Incendio alla Grenfell Tower: morti Gloria e Marco

Londra piange i suoi morti ed anche l’Italia si accoda con rammarico all’immane tristezza. È giunta ieri sera la dolorosa notizia che, come già si prevedeva, tra le vittime del mostruoso incendio ci sono anche i due italiani dispersi, Gloria Trevisan e Marco Gottardi. Residenti in uno degli appartamenti ubicati sui 24 piani della Grenfell Tower, i due giovani italiani sono morti arsi dalle fiamme dell’incendio divampato presumibilmente dall’interno 16 del quarto piano, generato da un frigorifero difettoso.


Il bilancio della tragedia: iter di identificazione difficoltoso

Da Londra non giungono notizie positive ormai da giorni, da quando le fiamme hanno divorato il grattacielo cui ora rimane un’annerita scarna carcassa. E mentre inesorabilmente la lista dei dispersi muta in lista delle vittime, lasciando credere che, contro ogni speranza, le vittime dell’incendio possano essere circa 106, si ha insita la certezza che purtroppo, a molte vittime, non si potrà dare loro un nome.

Iniziano a scemare i tentativi di trovare persone vive nell’edificio ed al contempo si intensificano le operazioni di identificazione dei cadaveri. Compito per l’appunto non facile a causa delle fiamme che, oltre ad aver ucciso, ha deturpato corpi e volti.

L’indagine: risparmio fautore della strage?

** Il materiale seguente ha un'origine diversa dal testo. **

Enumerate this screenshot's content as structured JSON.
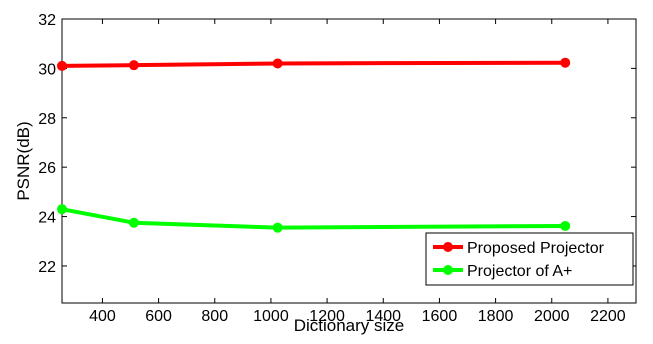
{
  "chart_data": {
    "type": "line",
    "title": "",
    "xlabel": "Dictionary size",
    "ylabel": "PSNR(dB)",
    "xlim": [
      256,
      2300
    ],
    "ylim": [
      20.5,
      32
    ],
    "xticks": [
      400,
      600,
      800,
      1000,
      1200,
      1400,
      1600,
      1800,
      2000,
      2200
    ],
    "yticks": [
      22,
      24,
      26,
      28,
      30,
      32
    ],
    "grid": false,
    "legend": "bottom-right",
    "series": [
      {
        "name": "Proposed Projector",
        "color": "#ff0000",
        "x": [
          256,
          512,
          1024,
          2048
        ],
        "values": [
          30.1,
          30.13,
          30.2,
          30.23
        ]
      },
      {
        "name": "Projector of A+",
        "color": "#00ff00",
        "x": [
          256,
          512,
          1024,
          2048
        ],
        "values": [
          24.3,
          23.75,
          23.55,
          23.62
        ]
      }
    ]
  }
}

Così, si cercano vittime o si cerca di riconoscere le identità dei corpi. È straziante quanto sta accadendo a Londra e, a pochi giorni dalla strage, inizia a fomentare l’idea che forse, tutto questo, sarebbe potuto non accadere. In tanti si domandano come sia stato possibile che un edificio così all’avanguardia abbia preso fuoco tutto, in meno di mezz’ora.

È risaputo che proprio la Grenfell Tower era stata sottoposto in tempi recenti ad una ristrutturazione da 10 milioni, lavori che però non hanno contribuito a migliorare la situazione. Pare infatti che l’impresa edile addetta alla ristrutturazione avrebbe preferito a suo tempo risparmiare. Un risparmio nullo, ridicolo a fronte dei 10 milioni spesi. Optando per dei rivestimento economici, con  al suo interno materiale plastico, la ditta avrebbe così sicuramente “contribuito”alla strage. È lecito pensare che se avessero scelto dei rivestimenti ignifughi da 22 sterline – dunque solamente 2 sterline in più di quelli prediletti – spendendo così solo 5.700 sterline in più, la strage forse non sarebbe accaduta. Sarà onere dell’indagine in corso portare a galla ogni responsabilità.